Speaker
Description
The relationship between the microstructure of porous media and their permeation properties is a problem that has been addressed in many instances. Experimental measurement of intrinsic permeability remains a challenge, especially for tight materials, and several approaches have been proposed in the literature to directly compute the transport property of a porous medium (e.g. network models or continuous-based upscaling). If these techniques can now be very powerful, they remain quite computationally demanding. Other approaches, used widely in engineering applications, rely on analytical formulas in which the input is the characterization of the pore size distribution (PSD) of the material. Pioneering works by Kozeny (1927) have been followed by various approaches where the PSD is first simplified, averaged or idealized to estimate the transport properties. However, these simplifications can lead to important error in the final transport property estimation, especially for tight material.

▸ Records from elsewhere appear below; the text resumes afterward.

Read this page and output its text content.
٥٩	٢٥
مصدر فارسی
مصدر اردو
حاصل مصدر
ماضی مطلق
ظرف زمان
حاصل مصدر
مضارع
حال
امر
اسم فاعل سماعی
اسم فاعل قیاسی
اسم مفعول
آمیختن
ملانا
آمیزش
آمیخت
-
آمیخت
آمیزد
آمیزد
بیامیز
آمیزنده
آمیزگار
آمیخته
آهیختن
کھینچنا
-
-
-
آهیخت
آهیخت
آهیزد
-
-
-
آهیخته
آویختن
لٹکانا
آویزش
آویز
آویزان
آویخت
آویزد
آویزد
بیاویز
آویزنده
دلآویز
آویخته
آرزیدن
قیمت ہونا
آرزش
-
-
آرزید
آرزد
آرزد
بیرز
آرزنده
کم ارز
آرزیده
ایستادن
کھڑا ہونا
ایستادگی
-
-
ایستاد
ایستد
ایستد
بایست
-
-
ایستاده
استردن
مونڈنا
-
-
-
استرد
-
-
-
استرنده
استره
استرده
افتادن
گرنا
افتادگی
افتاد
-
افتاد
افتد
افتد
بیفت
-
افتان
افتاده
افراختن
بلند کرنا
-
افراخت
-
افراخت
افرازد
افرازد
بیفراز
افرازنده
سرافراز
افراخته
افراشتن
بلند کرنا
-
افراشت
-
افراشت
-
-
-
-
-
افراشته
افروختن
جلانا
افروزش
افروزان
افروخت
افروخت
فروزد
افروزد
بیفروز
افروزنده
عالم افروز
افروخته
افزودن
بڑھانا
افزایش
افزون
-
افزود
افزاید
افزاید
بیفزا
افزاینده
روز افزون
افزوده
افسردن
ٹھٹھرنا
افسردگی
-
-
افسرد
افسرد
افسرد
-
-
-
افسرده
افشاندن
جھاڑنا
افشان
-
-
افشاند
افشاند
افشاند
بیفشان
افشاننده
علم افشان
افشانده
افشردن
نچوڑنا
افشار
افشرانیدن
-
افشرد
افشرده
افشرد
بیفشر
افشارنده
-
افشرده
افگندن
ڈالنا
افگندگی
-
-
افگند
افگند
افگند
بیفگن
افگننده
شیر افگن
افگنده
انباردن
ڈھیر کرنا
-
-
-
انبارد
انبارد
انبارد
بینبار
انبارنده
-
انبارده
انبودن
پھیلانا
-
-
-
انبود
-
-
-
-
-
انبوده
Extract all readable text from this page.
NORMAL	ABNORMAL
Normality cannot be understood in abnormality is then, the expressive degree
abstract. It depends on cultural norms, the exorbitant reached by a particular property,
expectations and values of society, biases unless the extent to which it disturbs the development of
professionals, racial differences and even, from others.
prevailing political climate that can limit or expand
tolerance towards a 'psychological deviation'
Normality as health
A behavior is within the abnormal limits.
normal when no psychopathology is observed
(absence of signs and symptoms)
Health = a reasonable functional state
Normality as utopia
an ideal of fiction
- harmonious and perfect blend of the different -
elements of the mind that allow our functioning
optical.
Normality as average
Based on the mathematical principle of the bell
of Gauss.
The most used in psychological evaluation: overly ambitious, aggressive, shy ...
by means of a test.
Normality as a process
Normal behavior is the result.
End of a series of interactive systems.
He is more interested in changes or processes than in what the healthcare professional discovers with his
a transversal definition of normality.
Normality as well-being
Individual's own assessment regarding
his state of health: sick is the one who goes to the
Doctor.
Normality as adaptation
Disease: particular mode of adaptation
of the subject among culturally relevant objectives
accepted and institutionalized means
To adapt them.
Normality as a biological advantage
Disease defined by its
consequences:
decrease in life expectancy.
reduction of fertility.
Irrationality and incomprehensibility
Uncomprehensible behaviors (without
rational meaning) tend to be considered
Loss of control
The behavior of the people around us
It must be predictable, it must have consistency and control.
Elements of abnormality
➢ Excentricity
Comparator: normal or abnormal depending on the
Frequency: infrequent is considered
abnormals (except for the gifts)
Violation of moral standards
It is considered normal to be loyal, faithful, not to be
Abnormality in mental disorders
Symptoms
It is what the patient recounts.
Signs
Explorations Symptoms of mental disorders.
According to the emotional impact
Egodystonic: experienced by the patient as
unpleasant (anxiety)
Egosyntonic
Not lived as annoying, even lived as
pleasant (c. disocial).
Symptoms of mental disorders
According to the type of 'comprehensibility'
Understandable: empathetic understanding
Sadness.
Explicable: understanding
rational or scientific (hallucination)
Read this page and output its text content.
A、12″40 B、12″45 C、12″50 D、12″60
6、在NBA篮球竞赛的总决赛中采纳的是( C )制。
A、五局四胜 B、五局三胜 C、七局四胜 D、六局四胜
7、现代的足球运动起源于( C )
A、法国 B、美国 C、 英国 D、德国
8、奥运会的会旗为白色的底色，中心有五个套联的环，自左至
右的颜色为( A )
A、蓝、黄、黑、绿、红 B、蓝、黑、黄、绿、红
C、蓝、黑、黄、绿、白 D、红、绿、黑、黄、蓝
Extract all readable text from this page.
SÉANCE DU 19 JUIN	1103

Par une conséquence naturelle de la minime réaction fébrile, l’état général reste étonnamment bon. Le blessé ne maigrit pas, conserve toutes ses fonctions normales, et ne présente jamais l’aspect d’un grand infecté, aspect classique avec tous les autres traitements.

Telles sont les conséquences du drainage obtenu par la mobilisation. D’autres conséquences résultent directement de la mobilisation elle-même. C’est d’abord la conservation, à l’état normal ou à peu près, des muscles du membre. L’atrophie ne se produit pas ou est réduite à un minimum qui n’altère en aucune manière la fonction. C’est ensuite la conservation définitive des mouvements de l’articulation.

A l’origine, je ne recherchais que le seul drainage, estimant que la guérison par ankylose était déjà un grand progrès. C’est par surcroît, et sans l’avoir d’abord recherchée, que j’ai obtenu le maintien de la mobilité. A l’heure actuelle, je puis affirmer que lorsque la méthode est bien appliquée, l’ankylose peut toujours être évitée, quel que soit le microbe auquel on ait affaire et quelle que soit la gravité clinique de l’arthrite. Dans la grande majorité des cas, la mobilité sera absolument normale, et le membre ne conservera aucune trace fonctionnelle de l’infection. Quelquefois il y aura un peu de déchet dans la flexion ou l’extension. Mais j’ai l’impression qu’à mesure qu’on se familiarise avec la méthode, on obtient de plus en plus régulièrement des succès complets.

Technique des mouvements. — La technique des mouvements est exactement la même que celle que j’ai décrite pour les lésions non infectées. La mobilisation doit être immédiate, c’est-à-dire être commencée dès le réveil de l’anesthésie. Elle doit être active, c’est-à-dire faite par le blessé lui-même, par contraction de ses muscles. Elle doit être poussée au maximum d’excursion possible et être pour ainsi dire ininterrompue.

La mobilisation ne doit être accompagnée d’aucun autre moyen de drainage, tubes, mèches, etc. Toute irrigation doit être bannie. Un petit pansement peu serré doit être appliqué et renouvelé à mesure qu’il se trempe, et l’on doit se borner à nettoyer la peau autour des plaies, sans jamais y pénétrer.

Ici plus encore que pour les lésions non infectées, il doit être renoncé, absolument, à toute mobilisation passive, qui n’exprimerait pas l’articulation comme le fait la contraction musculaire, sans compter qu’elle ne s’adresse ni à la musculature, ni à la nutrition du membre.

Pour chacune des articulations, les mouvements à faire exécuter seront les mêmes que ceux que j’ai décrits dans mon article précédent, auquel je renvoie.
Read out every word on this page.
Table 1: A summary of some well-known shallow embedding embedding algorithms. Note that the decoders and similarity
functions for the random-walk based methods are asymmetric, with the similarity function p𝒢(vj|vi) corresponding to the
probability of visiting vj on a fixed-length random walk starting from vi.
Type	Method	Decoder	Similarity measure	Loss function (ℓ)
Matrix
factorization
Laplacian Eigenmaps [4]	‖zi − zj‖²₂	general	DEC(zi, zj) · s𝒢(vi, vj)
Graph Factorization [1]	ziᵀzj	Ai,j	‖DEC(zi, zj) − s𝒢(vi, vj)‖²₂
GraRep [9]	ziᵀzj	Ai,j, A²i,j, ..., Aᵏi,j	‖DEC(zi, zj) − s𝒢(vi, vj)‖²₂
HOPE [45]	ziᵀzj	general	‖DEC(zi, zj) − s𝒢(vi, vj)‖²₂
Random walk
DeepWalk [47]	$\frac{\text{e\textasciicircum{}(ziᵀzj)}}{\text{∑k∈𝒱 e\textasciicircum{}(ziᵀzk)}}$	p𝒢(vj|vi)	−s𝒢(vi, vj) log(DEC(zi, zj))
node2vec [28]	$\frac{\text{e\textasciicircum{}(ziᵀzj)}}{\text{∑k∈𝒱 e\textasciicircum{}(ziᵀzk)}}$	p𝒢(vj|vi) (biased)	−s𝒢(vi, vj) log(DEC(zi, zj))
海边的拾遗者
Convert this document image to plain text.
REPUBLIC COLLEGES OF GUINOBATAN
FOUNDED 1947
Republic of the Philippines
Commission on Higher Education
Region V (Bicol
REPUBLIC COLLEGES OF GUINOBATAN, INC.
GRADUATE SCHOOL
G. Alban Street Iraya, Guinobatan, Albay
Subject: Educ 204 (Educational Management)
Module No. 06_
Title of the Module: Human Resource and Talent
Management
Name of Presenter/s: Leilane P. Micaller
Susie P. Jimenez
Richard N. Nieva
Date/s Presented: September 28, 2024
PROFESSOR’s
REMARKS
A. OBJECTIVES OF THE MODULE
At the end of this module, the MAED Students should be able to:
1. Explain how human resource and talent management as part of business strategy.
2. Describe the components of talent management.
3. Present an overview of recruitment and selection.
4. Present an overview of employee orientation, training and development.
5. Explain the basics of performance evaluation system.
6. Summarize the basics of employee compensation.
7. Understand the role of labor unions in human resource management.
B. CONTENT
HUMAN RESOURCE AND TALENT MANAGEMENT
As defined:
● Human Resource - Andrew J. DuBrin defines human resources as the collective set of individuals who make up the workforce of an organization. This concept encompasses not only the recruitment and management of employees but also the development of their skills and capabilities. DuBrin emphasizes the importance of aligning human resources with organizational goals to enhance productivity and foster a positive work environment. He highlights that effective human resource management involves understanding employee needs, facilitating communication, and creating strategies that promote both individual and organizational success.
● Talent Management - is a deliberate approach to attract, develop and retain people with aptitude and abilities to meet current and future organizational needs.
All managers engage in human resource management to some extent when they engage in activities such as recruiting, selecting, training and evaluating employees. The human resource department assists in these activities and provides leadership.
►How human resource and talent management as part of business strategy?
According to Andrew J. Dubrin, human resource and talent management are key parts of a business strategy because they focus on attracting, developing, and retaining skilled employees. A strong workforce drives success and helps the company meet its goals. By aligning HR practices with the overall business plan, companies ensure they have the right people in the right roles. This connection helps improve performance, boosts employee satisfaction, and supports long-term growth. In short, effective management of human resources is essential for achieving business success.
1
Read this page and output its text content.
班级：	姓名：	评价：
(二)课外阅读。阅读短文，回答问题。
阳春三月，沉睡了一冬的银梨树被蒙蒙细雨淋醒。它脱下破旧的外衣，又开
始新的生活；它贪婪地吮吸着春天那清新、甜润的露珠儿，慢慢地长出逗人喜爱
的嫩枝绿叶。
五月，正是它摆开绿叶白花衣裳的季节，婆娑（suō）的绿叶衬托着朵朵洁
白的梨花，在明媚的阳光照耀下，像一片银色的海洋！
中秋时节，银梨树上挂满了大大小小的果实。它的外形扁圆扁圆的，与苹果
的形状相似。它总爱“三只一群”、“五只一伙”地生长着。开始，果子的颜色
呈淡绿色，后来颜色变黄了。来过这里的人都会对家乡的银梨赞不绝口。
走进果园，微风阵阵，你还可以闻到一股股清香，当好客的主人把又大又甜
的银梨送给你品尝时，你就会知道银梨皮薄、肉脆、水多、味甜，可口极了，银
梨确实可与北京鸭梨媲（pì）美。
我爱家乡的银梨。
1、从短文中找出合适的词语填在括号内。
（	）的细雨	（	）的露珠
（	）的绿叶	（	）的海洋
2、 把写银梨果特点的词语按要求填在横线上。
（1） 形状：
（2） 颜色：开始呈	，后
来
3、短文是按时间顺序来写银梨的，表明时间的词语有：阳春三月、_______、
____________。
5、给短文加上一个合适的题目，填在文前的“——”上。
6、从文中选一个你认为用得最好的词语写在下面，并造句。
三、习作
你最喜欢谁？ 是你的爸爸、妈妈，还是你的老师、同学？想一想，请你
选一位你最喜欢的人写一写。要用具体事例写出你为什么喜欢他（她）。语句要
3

This contribution presents a model capable of providing estimates of the transport properties directly from the pore-size distribution without any idealization. The model is based on a hierarchical assembly of capillaries with decreasing diameter, generated randomly. The technique yields a porous network, which mimics the pore space measured experimentally by mercury intrusion. The intrinsic permeability and the evolution of the apparent permeability with mean pressure are provided by equating Darcy’s law and a combination of Poiseuille’s and Knudsen’s laws [1]. Gas and liquid relative permeabilities can be also derived [2]. The technique has the advantage of remaining simple and engineering-oriented while allowing accurate estimation over several orders of magnitude of permeabilities (from 10-19 to 10-12) for very different kind of porous materials (see Figure 1). During the conference, new measurements will be presented and discussed on various synthetic and natural materials.